Open Access
Use of the dynamic vapor sorption meter to measure skin hydration properties, in vitro
Author(s) -
KilpatrickLiverman LaTonya,
Polefka Thomas G.
Publication year - 2006
Publication title -
skin research and technology
Language(s) - English
Resource type - Journals
SCImago Journal Rank - 0.521
H-Index - 69
eISSN - 1600-0846
pISSN - 0909-752X
DOI - 10.1111/j.0909-725x.2006.00132.x
Subject(s) - relative humidity , chemistry , sorption , desorption , humidity , water vapor , chromatography , vaseline , water content , moisture , adsorption , organic chemistry , physics , geotechnical engineering , wound healing , biology , engineering , immunology , thermodynamics
Background: Maintaining an adequate skin moisture balance is important for retaining soft, pliable, healthy‐looking skin. This report describes the use of the dynamic vapor sorption (DVS) meter to quantify water content of skin in vitro under a variety of conditions. It is the only instrument that couples an ultra‐sensitive Cahn microbalance (resolution=0.1 μg) with an environmental system where both humidity and temperature are controlled. This feature is important since the skin's water content is influenced by changes in the relative humidity.

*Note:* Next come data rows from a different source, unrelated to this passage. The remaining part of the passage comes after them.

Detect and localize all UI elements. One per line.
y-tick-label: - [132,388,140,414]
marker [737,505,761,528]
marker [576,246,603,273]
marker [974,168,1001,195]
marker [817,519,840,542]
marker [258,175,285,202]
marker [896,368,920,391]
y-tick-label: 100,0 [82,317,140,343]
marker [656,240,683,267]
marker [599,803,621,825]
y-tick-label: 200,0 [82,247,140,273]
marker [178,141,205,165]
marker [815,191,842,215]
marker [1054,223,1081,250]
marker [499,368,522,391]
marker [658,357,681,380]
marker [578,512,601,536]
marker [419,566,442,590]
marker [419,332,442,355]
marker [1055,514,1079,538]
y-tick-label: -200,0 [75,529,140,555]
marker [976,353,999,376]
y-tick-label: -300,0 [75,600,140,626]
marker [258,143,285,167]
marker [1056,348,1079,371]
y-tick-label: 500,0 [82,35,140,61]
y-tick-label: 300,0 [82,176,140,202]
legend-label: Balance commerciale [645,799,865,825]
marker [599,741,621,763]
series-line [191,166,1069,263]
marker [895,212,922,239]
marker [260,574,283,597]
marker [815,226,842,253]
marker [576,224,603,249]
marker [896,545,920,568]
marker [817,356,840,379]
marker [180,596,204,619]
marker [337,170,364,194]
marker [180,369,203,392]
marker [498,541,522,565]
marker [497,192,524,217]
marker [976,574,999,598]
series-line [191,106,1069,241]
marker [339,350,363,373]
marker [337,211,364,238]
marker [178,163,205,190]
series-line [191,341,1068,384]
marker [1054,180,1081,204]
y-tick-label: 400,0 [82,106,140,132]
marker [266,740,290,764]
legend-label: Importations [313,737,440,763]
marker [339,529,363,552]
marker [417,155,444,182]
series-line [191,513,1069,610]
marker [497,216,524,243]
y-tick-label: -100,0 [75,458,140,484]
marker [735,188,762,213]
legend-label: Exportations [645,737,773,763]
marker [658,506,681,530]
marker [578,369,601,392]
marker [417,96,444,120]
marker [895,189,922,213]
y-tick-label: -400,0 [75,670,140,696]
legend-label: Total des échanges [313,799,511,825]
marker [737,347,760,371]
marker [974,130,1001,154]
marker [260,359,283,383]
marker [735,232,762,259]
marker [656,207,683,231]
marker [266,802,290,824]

Method: In every experiment, the temperature was held constant at 25°C, and the starting relative humidity (RH) was set to 0% RH. The RH was programmed to step in 10% increments ending at 90% RH. The RH was incremented to the next level only when the mass change was less than 0.005%/min. Results: A hysteresis was observed for all skin sorption/desorption experiments completed. Glycerin and the sodium salt of pyrrolidone carboxylic acid (NaPCA) both enhanced the % water content of skin. NaPCA was a more effective humectant at high relative humidities (above 60% RH); while glycerin performed better at humidities below 40% RH. Washing the skin with sodium lauryl sulfate (SLS) reduced the skin's ability to absorb water more so than washing with Tween 80, a milder surfactant. Vaseline ® petroleum jelly enhanced the water‐retention properties of untreated skin. Conclusions: The DVS can effectively be used to study the sorption and desorption properties of skin. We have shown that the amount of water absorbed is influenced by the RH, the presence of humectants and/or occlusive agents, and surfactant harshness.